The second Darwin mission:

The crew was Geoff Hammond, Ron Sargeant, Mike Billings, Mike Marsh, Billy Bundock, Stan Keen, and Barb King.                                                                                        
The station was reactivated in early 1966 on the same site for the same purpose, but with a different crew from Carnarvon.

This was my second visit and I was appointed to manage it because of my prior training and experience.

 

Darwin

Mike Billings, Billy Bundock and Ron Sargeant tracking.

Photo: Geoff Hammond.

 

OGO 3 was launched on 7 June 1966 and put into orbit of 295 x 122,219 km at 31 degrees inclination. All 21 experiments returned good data. At the time, this was the largest experimental complement ever put into orbit.  

OGO 3 maintained 3-axis stabilization for 46 days until an attitude controller failed and the spacecraft was put into a spin on 23 July 1966. It was tracked by the network until termination on 29 February 1972.

When the mission was completed successfully, I received a congratulatory message from AWA in Sydney:

Darwin

Splendid results! June, 1966.

Copied in is Fred Mitchell, AWA’s CSR (Company Senior Representative) at Carnarvon.

Photo: Geoff Hammond.



I didn’t realise it at the time, but this was to become a high point in my career. I was in charge of a station and a team, and I pulled it off in a remote and difficult location. At the tender age of 24. Little wonder they were nervous to give me the gig.

 

A few interesting memories of those days that come to mind:

I remember being extremely nervous that day, knowing the whole NASA network was monitoring our progress. Darwin was the only site from where the Agena second burn and spacecraft deployment could be monitored.

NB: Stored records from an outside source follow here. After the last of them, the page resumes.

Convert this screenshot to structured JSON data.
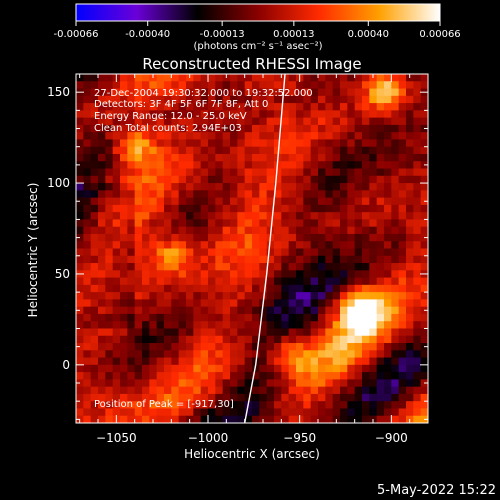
{
  "colorbar": {
    "tick_labels": [
      "-0.00066",
      "-0.00040",
      "-0.00013",
      "0.00013",
      "0.00040",
      "0.00066"
    ],
    "tick_values": [
      -0.00066,
      -0.0004,
      -0.00013,
      0.00013,
      0.0004,
      0.00066
    ],
    "range": [
      -0.00066,
      0.00066
    ],
    "units_label": "(photons cm⁻² s⁻¹ asec⁻²)",
    "colors": [
      "#0000ff",
      "#6a00d8",
      "#000000",
      "#8a0000",
      "#ff2a00",
      "#ffa000",
      "#ffffff"
    ]
  },
  "chart_data": {
    "type": "heatmap",
    "title": "Reconstructed RHESSI Image",
    "xlabel": "Heliocentric X (arcsec)",
    "ylabel": "Heliocentric Y (arcsec)",
    "xlim": [
      -1072,
      -880
    ],
    "ylim": [
      -32,
      160
    ],
    "x_ticks": [
      -1050,
      -1000,
      -950,
      -900
    ],
    "x_tick_labels": [
      "−1050",
      "−1000",
      "−950",
      "−900"
    ],
    "y_ticks": [
      0,
      50,
      100,
      150
    ],
    "y_tick_labels": [
      "0",
      "50",
      "100",
      "150"
    ],
    "limb_line": [
      [
        -980,
        -32
      ],
      [
        -974,
        0
      ],
      [
        -968,
        50
      ],
      [
        -963,
        100
      ],
      [
        -958,
        160
      ]
    ],
    "annotations": [
      "27-Dec-2004 19:30:32.000 to 19:32:52.000",
      "Detectors: 3F 4F 5F 6F 7F 8F, Att 0",
      "Energy Range: 12.0 - 25.0 keV",
      "Clean     Total counts: 2.94E+03"
    ],
    "peak_label": "Position of Peak = [-917,30]",
    "peak": [
      -917,
      30
    ],
    "bright_sources": [
      {
        "x": -917,
        "y": 30,
        "value": 0.00066
      },
      {
        "x": -903,
        "y": 150,
        "value": 0.0005
      },
      {
        "x": -1040,
        "y": 120,
        "value": 0.00045
      },
      {
        "x": -1020,
        "y": 60,
        "value": 0.0004
      },
      {
        "x": -955,
        "y": 5,
        "value": 0.0004
      }
    ]
  },
  "footer": {
    "timestamp": "5-May-2022 15:22"
  }
}
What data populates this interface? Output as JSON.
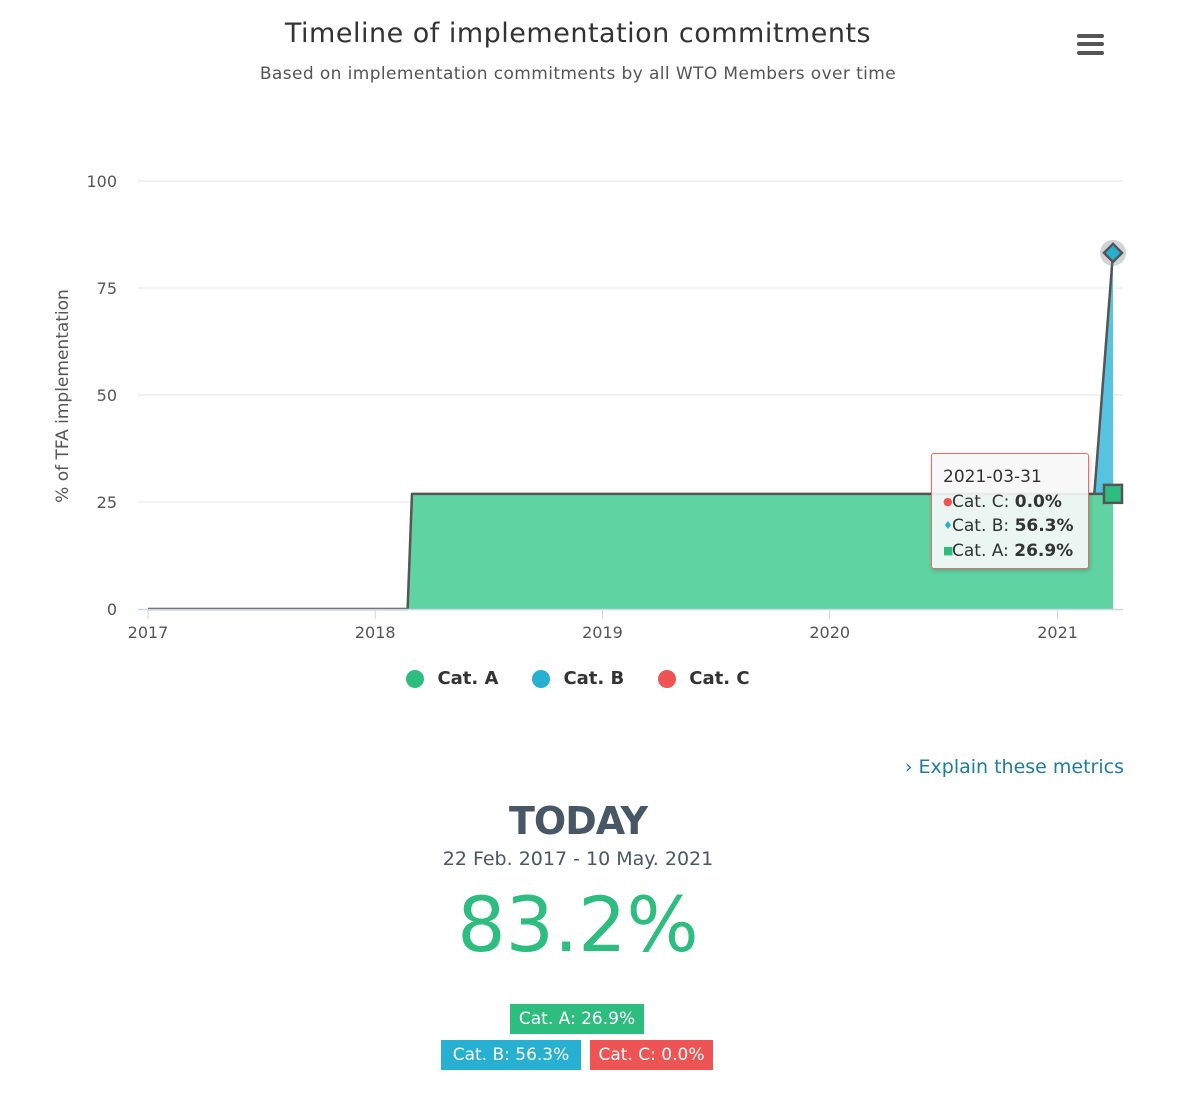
{
  "header": {
    "title": "Timeline of implementation commitments",
    "subtitle": "Based on implementation commitments by all WTO Members over time",
    "menu_icon": "hamburger-menu-icon"
  },
  "chart_data": {
    "type": "area",
    "stacked": true,
    "title": "Timeline of implementation commitments",
    "subtitle": "Based on implementation commitments by all WTO Members over time",
    "ylabel": "% of TFA implementation",
    "xlabel": "",
    "ylim": [
      0,
      100
    ],
    "xlim": [
      "2017-01-01",
      "2021-03-31"
    ],
    "yticks": [
      0,
      25,
      50,
      75,
      100
    ],
    "xticks": [
      "2017",
      "2018",
      "2019",
      "2020",
      "2021"
    ],
    "grid": true,
    "legend_position": "bottom-center",
    "series": [
      {
        "name": "Cat. A",
        "color": "#2dbd7e",
        "marker": "square",
        "points": [
          {
            "x": "2017-01-01",
            "y": 0
          },
          {
            "x": "2018-02-22",
            "y": 0
          },
          {
            "x": "2018-03-01",
            "y": 26.9
          },
          {
            "x": "2021-03-31",
            "y": 26.9
          }
        ]
      },
      {
        "name": "Cat. B",
        "color": "#27b0d1",
        "marker": "diamond",
        "points": [
          {
            "x": "2017-01-01",
            "y": 0
          },
          {
            "x": "2021-03-01",
            "y": 0
          },
          {
            "x": "2021-03-31",
            "y": 56.3
          }
        ]
      },
      {
        "name": "Cat. C",
        "color": "#ef5455",
        "marker": "circle",
        "points": [
          {
            "x": "2017-01-01",
            "y": 0
          },
          {
            "x": "2021-03-31",
            "y": 0
          }
        ]
      }
    ],
    "tooltip": {
      "date": "2021-03-31",
      "rows": [
        {
          "label": "Cat. C:",
          "value": "0.0%",
          "symbol": "●",
          "color": "#ef5455"
        },
        {
          "label": "Cat. B:",
          "value": "56.3%",
          "symbol": "♦",
          "color": "#27b0d1"
        },
        {
          "label": "Cat. A:",
          "value": "26.9%",
          "symbol": "■",
          "color": "#2dbd7e"
        }
      ]
    }
  },
  "explain_link": "› Explain these metrics",
  "today": {
    "title": "TODAY",
    "range": "22 Feb. 2017 - 10 May. 2021",
    "total": "83.2%",
    "badges": [
      {
        "label": "Cat. A: 26.9%",
        "color": "#2dbd7e"
      },
      {
        "label": "Cat. B: 56.3%",
        "color": "#27b0d1"
      },
      {
        "label": "Cat. C: 0.0%",
        "color": "#ef5454"
      }
    ]
  }
}
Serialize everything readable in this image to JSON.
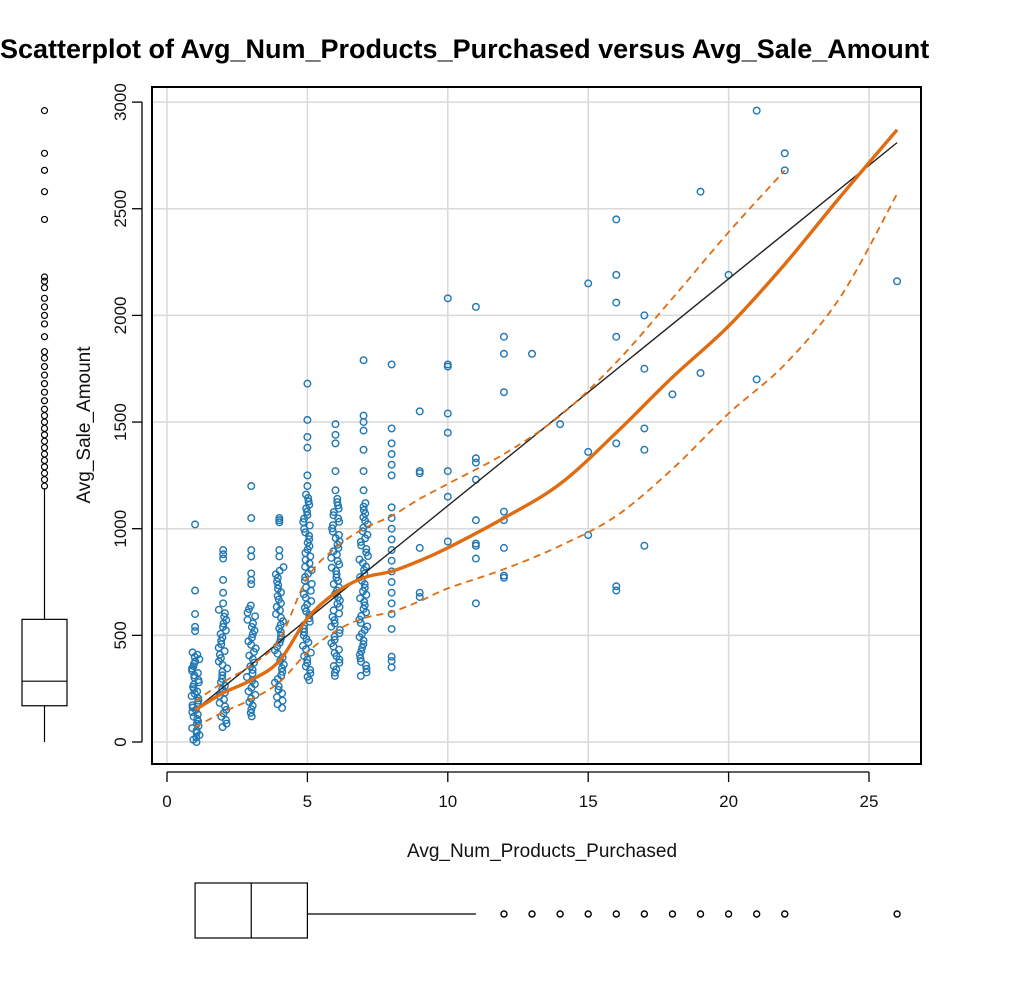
{
  "chart_data": {
    "type": "scatter",
    "title": "Scatterplot of Avg_Num_Products_Purchased versus Avg_Sale_Amount",
    "xlabel": "Avg_Num_Products_Purchased",
    "ylabel": "Avg_Sale_Amount",
    "xlim": [
      0,
      27
    ],
    "ylim": [
      -100,
      3050
    ],
    "xticks": [
      0,
      5,
      10,
      15,
      20,
      25
    ],
    "yticks": [
      0,
      500,
      1000,
      1500,
      2000,
      2500,
      3000
    ],
    "grid": true,
    "colors": {
      "points": "#1f77b4",
      "smooth": "#e06c12",
      "regression": "#222222",
      "grid": "#d9d9d9",
      "box": "#000000"
    },
    "points_sample": [
      [
        10,
        2080
      ],
      [
        10,
        1770
      ],
      [
        10,
        1760
      ],
      [
        10,
        1540
      ],
      [
        10,
        1450
      ],
      [
        10,
        1270
      ],
      [
        10,
        1150
      ],
      [
        10,
        940
      ],
      [
        11,
        2040
      ],
      [
        11,
        1330
      ],
      [
        11,
        1310
      ],
      [
        11,
        1230
      ],
      [
        11,
        1040
      ],
      [
        11,
        930
      ],
      [
        11,
        920
      ],
      [
        11,
        860
      ],
      [
        11,
        650
      ],
      [
        12,
        1900
      ],
      [
        12,
        1820
      ],
      [
        12,
        1640
      ],
      [
        12,
        1080
      ],
      [
        12,
        1040
      ],
      [
        12,
        910
      ],
      [
        12,
        780
      ],
      [
        12,
        770
      ],
      [
        13,
        1820
      ],
      [
        14,
        1490
      ],
      [
        15,
        2150
      ],
      [
        15,
        1360
      ],
      [
        15,
        970
      ],
      [
        16,
        2450
      ],
      [
        16,
        2190
      ],
      [
        16,
        2060
      ],
      [
        16,
        1900
      ],
      [
        16,
        1400
      ],
      [
        16,
        730
      ],
      [
        16,
        710
      ],
      [
        17,
        2000
      ],
      [
        17,
        1750
      ],
      [
        17,
        1470
      ],
      [
        17,
        1370
      ],
      [
        17,
        920
      ],
      [
        18,
        1630
      ],
      [
        19,
        2580
      ],
      [
        19,
        1730
      ],
      [
        20,
        2190
      ],
      [
        21,
        2960
      ],
      [
        21,
        1700
      ],
      [
        22,
        2760
      ],
      [
        22,
        2680
      ],
      [
        26,
        2160
      ],
      [
        8,
        1770
      ],
      [
        8,
        1470
      ],
      [
        8,
        1400
      ],
      [
        8,
        1350
      ],
      [
        8,
        1300
      ],
      [
        8,
        1250
      ],
      [
        8,
        1100
      ],
      [
        8,
        1050
      ],
      [
        8,
        1000
      ],
      [
        8,
        950
      ],
      [
        8,
        900
      ],
      [
        8,
        850
      ],
      [
        8,
        800
      ],
      [
        8,
        750
      ],
      [
        8,
        700
      ],
      [
        8,
        650
      ],
      [
        8,
        600
      ],
      [
        8,
        530
      ],
      [
        8,
        400
      ],
      [
        8,
        380
      ],
      [
        8,
        350
      ],
      [
        9,
        1550
      ],
      [
        9,
        1270
      ],
      [
        9,
        1260
      ],
      [
        9,
        910
      ],
      [
        9,
        700
      ],
      [
        9,
        680
      ],
      [
        7,
        1790
      ],
      [
        7,
        1530
      ],
      [
        7,
        1500
      ],
      [
        7,
        1460
      ],
      [
        7,
        1370
      ],
      [
        7,
        1270
      ],
      [
        7,
        1180
      ],
      [
        6,
        1490
      ],
      [
        6,
        1440
      ],
      [
        6,
        1400
      ],
      [
        6,
        1270
      ],
      [
        6,
        1180
      ],
      [
        5,
        1680
      ],
      [
        5,
        1510
      ],
      [
        5,
        1430
      ],
      [
        5,
        1380
      ],
      [
        5,
        1250
      ],
      [
        5,
        1200
      ],
      [
        4,
        1050
      ],
      [
        4,
        1040
      ],
      [
        4,
        1030
      ],
      [
        4,
        900
      ],
      [
        4,
        870
      ],
      [
        3,
        1200
      ],
      [
        3,
        1050
      ],
      [
        3,
        900
      ],
      [
        3,
        870
      ],
      [
        3,
        790
      ],
      [
        3,
        760
      ],
      [
        3,
        740
      ],
      [
        2,
        900
      ],
      [
        2,
        880
      ],
      [
        2,
        860
      ],
      [
        2,
        760
      ],
      [
        2,
        700
      ],
      [
        2,
        650
      ],
      [
        1,
        1020
      ],
      [
        1,
        710
      ],
      [
        1,
        600
      ],
      [
        1,
        540
      ],
      [
        1,
        520
      ]
    ],
    "point_columns": [
      {
        "x": 1,
        "ymin": 0,
        "ymax": 420,
        "n": 40
      },
      {
        "x": 2,
        "ymin": 70,
        "ymax": 620,
        "n": 35
      },
      {
        "x": 3,
        "ymin": 120,
        "ymax": 640,
        "n": 32
      },
      {
        "x": 4,
        "ymin": 160,
        "ymax": 820,
        "n": 40
      },
      {
        "x": 5,
        "ymin": 290,
        "ymax": 1160,
        "n": 55
      },
      {
        "x": 6,
        "ymin": 310,
        "ymax": 1140,
        "n": 55
      },
      {
        "x": 7,
        "ymin": 310,
        "ymax": 1120,
        "n": 50
      }
    ],
    "smooth_line": [
      [
        1,
        150
      ],
      [
        2,
        230
      ],
      [
        3,
        290
      ],
      [
        4,
        380
      ],
      [
        5,
        580
      ],
      [
        6,
        700
      ],
      [
        7,
        770
      ],
      [
        8,
        800
      ],
      [
        9,
        850
      ],
      [
        10,
        910
      ],
      [
        12,
        1050
      ],
      [
        14,
        1210
      ],
      [
        16,
        1450
      ],
      [
        18,
        1710
      ],
      [
        20,
        1950
      ],
      [
        22,
        2240
      ],
      [
        24,
        2560
      ],
      [
        26,
        2870
      ]
    ],
    "smooth_upper": [
      [
        1,
        190
      ],
      [
        2,
        280
      ],
      [
        3,
        360
      ],
      [
        4,
        480
      ],
      [
        5,
        770
      ],
      [
        6,
        910
      ],
      [
        7,
        1000
      ],
      [
        8,
        1060
      ],
      [
        9,
        1140
      ],
      [
        10,
        1210
      ],
      [
        12,
        1350
      ],
      [
        14,
        1530
      ],
      [
        16,
        1780
      ],
      [
        18,
        2080
      ],
      [
        20,
        2390
      ],
      [
        22,
        2680
      ]
    ],
    "smooth_lower": [
      [
        1,
        70
      ],
      [
        2,
        140
      ],
      [
        3,
        200
      ],
      [
        4,
        280
      ],
      [
        5,
        420
      ],
      [
        6,
        520
      ],
      [
        7,
        580
      ],
      [
        8,
        610
      ],
      [
        9,
        660
      ],
      [
        10,
        720
      ],
      [
        12,
        810
      ],
      [
        14,
        920
      ],
      [
        16,
        1060
      ],
      [
        18,
        1280
      ],
      [
        20,
        1540
      ],
      [
        22,
        1770
      ],
      [
        24,
        2090
      ],
      [
        26,
        2570
      ]
    ],
    "regression_line": [
      [
        1,
        150
      ],
      [
        26,
        2810
      ]
    ],
    "y_boxplot": {
      "whisker_low": 0,
      "q1": 170,
      "median": 285,
      "q3": 575,
      "whisker_high": 1190,
      "outliers": [
        1200,
        1230,
        1260,
        1290,
        1320,
        1350,
        1380,
        1410,
        1440,
        1470,
        1500,
        1530,
        1560,
        1600,
        1640,
        1680,
        1720,
        1760,
        1800,
        1830,
        1900,
        1960,
        2000,
        2040,
        2080,
        2130,
        2160,
        2180,
        2450,
        2580,
        2680,
        2760,
        2960
      ]
    },
    "x_boxplot": {
      "whisker_low": 1,
      "q1": 1,
      "median": 3,
      "q3": 5,
      "whisker_high": 11,
      "outliers": [
        12,
        13,
        14,
        15,
        16,
        17,
        18,
        19,
        20,
        21,
        22,
        26
      ]
    }
  }
}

The servo drive motors on the antennas were a new technique at the time using a Printed Circuit Commutators running in oilbaths. Maintenance was required to replace the oil and flush with some exotic solvent. Jim Farrell was skilled to work in this confined space within the pedestal. Tropical weather affected the antennas with water ingress issues. Versatility was vital, fighting mechanics, RF, analog and digital electronics, power and airconditioning.

Being unattached, the staff were cheap and easy to move. Darwin was a single man’s paradise in this tropical frontier land. This opportunity was to become the pinnacle of my career in this competitive scene. The tight schedule in Darwin allowed less time to get around, but I have pictures of deep sea fishing, and of our rental car stuck in a creek on the way to Douglas River for white-water rafting trips on Li-Los.

We fixed some nasty faults without much support. This van full of telemetry and command gear was the same one that had been previously deployed on the aircraft carrier in the Pacific. Opposite the side door, was sited a rack full of digital equipment which must have copped salt spray, as people entered and departed when at sea. At Darwin, we got strange faults that were traced to corroded transistors on PCBs. So damaged were they, that when they were wiggled, they often fell from the printed board into your hand. Things could have easily been bad for us if they had failed during the mission. We sent them dust from the previous overland return trip. They sent us back salt.

 

* ADAR was the identification code for Darwin: A = Australia.